I'd never thought anyone even attempting such a feat, interesting that you went all the way to mechanically actuate levers. Nice job.
But... I assume you're intending to run on extremely large sites such as highway construction, open pit mines and the likes primarily? Because my experience (if a bit dated cough) is running small 750kg baby excavators under sometimes extreme space constraints - digging trenches for telco in urban and rural areas, which often enough meant having to work with 5-10 cm distance to walls, lighting posts or other infrastructure, and directly next to workers shoving soil into the bucket. Will you add stuff like 360° camera vision, LIDAR etc. to make that safe and help a remote/AI operator, or are you planning on large sites with less danger potential only?
I can't wait for you to realize that this makes no financial sense, and you pivot to the real money maker: charging people on the internet to remotely dig holes.

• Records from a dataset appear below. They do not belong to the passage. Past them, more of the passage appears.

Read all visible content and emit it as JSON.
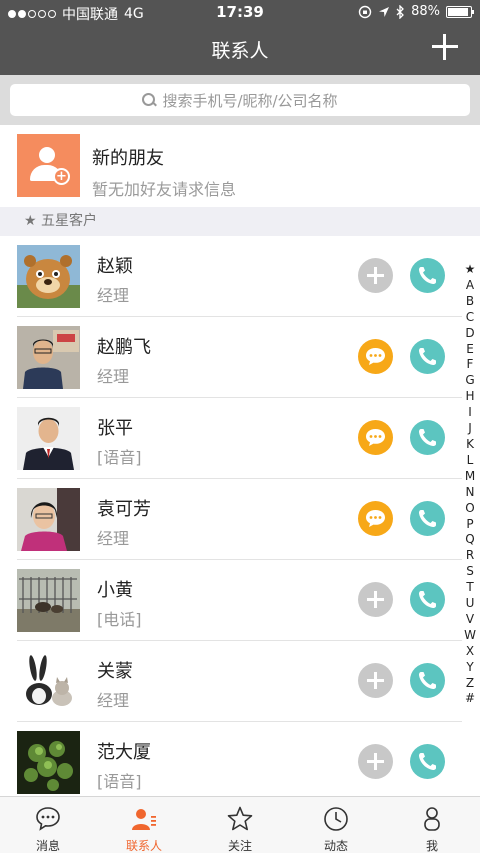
{
  "status": {
    "carrier": "中国联通",
    "network": "4G",
    "time": "17:39",
    "battery": "88%"
  },
  "nav": {
    "title": "联系人",
    "add_icon": "plus-icon"
  },
  "search": {
    "placeholder": "搜索手机号/昵称/公司名称"
  },
  "new_friend": {
    "title": "新的朋友",
    "subtitle": "暂无加好友请求信息"
  },
  "section": {
    "label": "★ 五星客户"
  },
  "contacts": [
    {
      "name": "赵颖",
      "role": "经理",
      "action": "add"
    },
    {
      "name": "赵鹏飞",
      "role": "经理",
      "action": "message"
    },
    {
      "name": "张平",
      "role": "[语音]",
      "action": "message"
    },
    {
      "name": "袁可芳",
      "role": "经理",
      "action": "message"
    },
    {
      "name": "小黄",
      "role": "[电话]",
      "action": "add"
    },
    {
      "name": "关蒙",
      "role": "经理",
      "action": "add"
    },
    {
      "name": "范大厦",
      "role": "[语音]",
      "action": "add"
    }
  ],
  "index_letters": [
    "★",
    "A",
    "B",
    "C",
    "D",
    "E",
    "F",
    "G",
    "H",
    "I",
    "J",
    "K",
    "L",
    "M",
    "N",
    "O",
    "P",
    "Q",
    "R",
    "S",
    "T",
    "U",
    "V",
    "W",
    "X",
    "Y",
    "Z",
    "#"
  ],
  "tabs": [
    {
      "label": "消息",
      "icon": "chat-bubble-icon",
      "active": false
    },
    {
      "label": "联系人",
      "icon": "contacts-icon",
      "active": true
    },
    {
      "label": "关注",
      "icon": "star-icon",
      "active": false
    },
    {
      "label": "动态",
      "icon": "clock-icon",
      "active": false
    },
    {
      "label": "我",
      "icon": "person-icon",
      "active": false
    }
  ],
  "colors": {
    "accent": "#f0662e",
    "call": "#5cc5c0",
    "message": "#f7a818",
    "add": "#c8c8c8",
    "topbar": "#545454"
  }
}
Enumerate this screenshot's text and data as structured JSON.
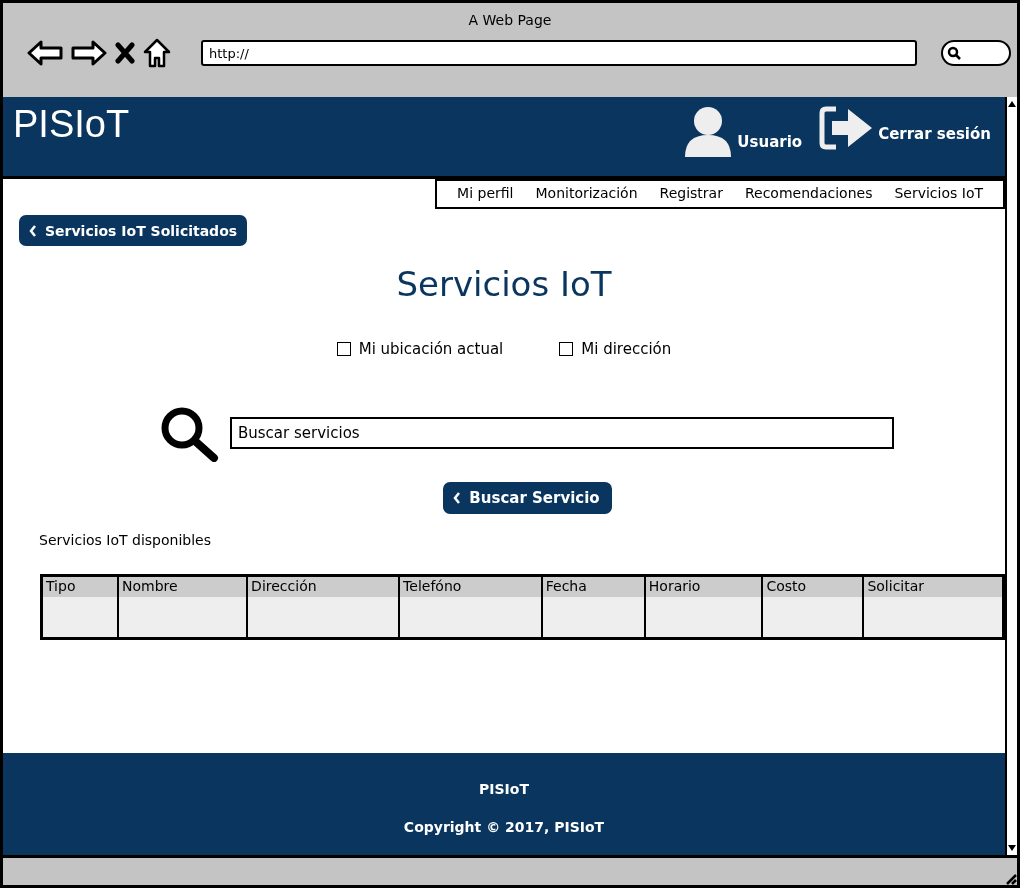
{
  "window": {
    "title": "A Web Page",
    "url": "http://"
  },
  "header": {
    "logo": "PISIoT",
    "user": "Usuario",
    "logout": "Cerrar sesión"
  },
  "nav": [
    {
      "label": "Mi perfil"
    },
    {
      "label": "Monitorización"
    },
    {
      "label": "Registrar"
    },
    {
      "label": "Recomendaciones"
    },
    {
      "label": "Servicios IoT"
    }
  ],
  "back_button": "Servicios IoT Solicitados",
  "title": "Servicios IoT",
  "options": [
    {
      "label": "Mi ubicación actual",
      "checked": false
    },
    {
      "label": "Mi dirección",
      "checked": false
    }
  ],
  "search": {
    "placeholder": "Buscar servicios"
  },
  "search_button": "Buscar Servicio",
  "table": {
    "caption": "Servicios IoT disponibles",
    "columns": [
      "Tipo",
      "Nombre",
      "Dirección",
      "Telefóno",
      "Fecha",
      "Horario",
      "Costo",
      "Solicitar"
    ]
  },
  "footer": {
    "name": "PISIoT",
    "copyright": "Copyright © 2017, PISIoT"
  }
}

When i first time 35 years ago in Siberia saw an excavator driving itself toward me without driver, i was struck like by lightning and first moment attributed it to hangover. Next moment though i saw the driver walking along the road looking for mushrooms and understood that the deep tracks in the unpaved road are like rails so that the excavator just moves along these tracks. Couple years later (this time another part of the country - a low populated part of the St.Petersburg region) my friends who were vacationing in a remote village there saw one day a large tractor passing on its own through that village, and next day guys came asking whether anybody saw a tractor without driver - the guys were drinking and details of how the tractor got away weren't clear though ...

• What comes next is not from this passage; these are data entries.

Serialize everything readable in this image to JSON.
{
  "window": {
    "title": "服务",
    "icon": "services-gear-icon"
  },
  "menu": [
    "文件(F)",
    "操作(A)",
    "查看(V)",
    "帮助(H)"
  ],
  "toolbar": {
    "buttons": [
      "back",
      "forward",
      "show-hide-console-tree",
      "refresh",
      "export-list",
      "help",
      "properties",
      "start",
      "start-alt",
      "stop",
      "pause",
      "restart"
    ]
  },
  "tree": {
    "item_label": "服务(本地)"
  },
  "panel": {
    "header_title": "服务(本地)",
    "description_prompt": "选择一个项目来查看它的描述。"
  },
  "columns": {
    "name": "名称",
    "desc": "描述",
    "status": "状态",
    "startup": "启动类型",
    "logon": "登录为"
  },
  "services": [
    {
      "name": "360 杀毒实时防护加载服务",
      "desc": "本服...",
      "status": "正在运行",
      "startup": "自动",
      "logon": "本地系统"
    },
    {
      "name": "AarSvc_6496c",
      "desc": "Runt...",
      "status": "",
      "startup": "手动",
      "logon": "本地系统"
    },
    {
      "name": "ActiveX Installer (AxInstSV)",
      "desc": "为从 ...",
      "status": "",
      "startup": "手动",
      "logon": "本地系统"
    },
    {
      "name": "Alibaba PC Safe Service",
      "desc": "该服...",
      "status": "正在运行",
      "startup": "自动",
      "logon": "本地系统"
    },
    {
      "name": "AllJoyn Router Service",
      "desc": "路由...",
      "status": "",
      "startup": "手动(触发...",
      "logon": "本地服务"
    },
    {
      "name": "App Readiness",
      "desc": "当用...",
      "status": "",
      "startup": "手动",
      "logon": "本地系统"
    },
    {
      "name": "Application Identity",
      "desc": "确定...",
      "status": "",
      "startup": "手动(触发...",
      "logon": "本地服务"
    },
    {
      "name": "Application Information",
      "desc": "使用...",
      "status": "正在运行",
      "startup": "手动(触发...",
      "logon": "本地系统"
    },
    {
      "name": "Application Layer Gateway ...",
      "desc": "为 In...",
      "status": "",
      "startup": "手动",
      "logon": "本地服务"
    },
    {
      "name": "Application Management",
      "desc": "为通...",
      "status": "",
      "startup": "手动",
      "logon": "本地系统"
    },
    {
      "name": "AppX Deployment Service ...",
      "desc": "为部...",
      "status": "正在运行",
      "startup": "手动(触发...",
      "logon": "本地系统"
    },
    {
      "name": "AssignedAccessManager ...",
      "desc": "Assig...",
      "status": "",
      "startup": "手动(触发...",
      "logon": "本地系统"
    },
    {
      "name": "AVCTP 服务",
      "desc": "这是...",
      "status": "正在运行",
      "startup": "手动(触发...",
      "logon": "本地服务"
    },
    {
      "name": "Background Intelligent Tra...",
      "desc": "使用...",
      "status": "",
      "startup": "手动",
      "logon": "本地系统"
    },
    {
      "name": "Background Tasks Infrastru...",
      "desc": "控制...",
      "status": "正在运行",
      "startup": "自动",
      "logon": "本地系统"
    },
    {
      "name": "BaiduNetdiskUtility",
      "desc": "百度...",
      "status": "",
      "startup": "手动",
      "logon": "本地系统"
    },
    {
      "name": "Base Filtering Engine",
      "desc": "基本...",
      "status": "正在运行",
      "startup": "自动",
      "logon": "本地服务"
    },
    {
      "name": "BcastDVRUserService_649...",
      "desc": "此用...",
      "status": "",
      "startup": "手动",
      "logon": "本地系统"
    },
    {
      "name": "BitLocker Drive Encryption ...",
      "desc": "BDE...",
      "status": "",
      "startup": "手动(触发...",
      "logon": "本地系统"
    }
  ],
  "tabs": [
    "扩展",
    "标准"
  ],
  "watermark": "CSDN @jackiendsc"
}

I can relate to how you felt. Even though I developed this myself, when I saw it running remotely with no one sitting inside for the first time, it felt magical and weird. This is going to save lives and look magical and that's too much fun to put off and do something else!
The economics of this are nonsensical. The autonomy is not going to happen any time soon, navigating a construction site safely is significantly harder than navigating traffic safely.

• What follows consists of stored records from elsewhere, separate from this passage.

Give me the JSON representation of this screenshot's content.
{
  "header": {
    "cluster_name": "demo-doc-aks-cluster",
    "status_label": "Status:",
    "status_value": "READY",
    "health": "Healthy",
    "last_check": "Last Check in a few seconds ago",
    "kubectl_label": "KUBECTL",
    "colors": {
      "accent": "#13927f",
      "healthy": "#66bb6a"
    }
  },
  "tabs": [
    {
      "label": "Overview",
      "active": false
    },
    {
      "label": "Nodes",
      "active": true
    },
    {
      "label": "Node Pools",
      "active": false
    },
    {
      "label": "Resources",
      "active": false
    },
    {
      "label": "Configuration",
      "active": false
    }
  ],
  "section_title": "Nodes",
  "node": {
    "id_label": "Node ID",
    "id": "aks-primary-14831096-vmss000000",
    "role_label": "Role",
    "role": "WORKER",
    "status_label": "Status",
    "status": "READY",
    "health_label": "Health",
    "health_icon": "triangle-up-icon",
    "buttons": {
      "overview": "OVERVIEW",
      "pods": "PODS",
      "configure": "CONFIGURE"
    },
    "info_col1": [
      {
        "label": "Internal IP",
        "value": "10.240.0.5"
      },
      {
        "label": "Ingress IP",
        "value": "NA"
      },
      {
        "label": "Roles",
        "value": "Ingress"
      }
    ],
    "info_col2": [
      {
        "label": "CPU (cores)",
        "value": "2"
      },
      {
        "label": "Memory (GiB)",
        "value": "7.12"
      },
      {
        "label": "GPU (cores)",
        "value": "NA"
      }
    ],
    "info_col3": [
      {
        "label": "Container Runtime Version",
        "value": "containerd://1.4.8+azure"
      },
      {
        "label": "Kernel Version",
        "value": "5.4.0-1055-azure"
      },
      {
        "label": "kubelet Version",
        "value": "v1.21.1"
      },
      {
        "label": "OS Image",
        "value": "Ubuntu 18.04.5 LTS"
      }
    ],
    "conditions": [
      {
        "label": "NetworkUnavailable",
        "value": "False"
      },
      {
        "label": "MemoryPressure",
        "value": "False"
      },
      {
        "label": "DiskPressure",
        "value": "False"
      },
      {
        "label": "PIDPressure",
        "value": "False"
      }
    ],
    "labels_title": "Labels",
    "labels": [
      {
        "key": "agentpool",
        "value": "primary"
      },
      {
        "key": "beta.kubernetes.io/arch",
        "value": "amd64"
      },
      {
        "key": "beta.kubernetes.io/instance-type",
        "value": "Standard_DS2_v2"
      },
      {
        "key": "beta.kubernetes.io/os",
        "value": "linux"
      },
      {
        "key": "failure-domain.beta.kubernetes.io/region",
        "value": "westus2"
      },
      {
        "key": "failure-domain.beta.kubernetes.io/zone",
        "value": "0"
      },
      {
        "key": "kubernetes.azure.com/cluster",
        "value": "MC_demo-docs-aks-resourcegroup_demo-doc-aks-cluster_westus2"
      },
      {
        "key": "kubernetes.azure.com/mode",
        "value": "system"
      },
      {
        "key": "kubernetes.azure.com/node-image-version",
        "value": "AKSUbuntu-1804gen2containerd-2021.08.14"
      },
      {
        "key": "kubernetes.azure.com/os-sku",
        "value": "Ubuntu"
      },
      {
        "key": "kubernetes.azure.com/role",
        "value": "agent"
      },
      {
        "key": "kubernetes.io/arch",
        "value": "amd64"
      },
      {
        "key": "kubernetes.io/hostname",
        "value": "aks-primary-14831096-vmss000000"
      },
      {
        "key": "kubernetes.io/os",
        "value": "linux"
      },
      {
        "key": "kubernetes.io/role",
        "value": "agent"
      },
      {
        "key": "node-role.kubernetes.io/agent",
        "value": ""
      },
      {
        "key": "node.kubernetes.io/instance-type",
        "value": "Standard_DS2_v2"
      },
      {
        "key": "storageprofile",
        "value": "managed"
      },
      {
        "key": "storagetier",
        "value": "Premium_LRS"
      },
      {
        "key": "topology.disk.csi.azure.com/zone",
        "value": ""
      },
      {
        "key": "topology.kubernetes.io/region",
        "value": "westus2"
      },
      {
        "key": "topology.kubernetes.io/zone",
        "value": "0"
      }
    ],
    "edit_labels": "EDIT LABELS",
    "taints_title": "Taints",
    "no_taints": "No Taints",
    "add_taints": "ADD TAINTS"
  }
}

This leaves remote operation, which just makes no sense at all. The cost of one guy going to a construction site is never going to be more expensive than retrofitting a fleet of excavators with this hardware and building a remote operating center. Additionally these should obviously not be allowed to be used at construction sites, since remote operation in such a dangerous environment adds a totally new layer of hazards. Direct communication between operators, verbally and visually, is extremely important, to operate an excavator safely.
I think, you must be technical guy. As a technical guy I share your negativity:-) While mining is already automated, the regular construction sites are too small, not scalable and retrofit costs are huge. Autonomous excavator is functional safety nightmare… it can not only drive, but has a huge moving metal part. And can dig holes and fall into these holes.
And last but not least, my car can’t keep lane and can’t drive itself safely in autonomous mode for 50 miles straight on clear day on highway. That’s state of art vision only system in 2025.
The salary of the skilled guy is laughable compared to heavy machinery costs. I was in a quarry on Tuesday. Two guys were operating 7000000€ machinery there, their salary is rounding error in the whole operation. Fuel over the year costs more.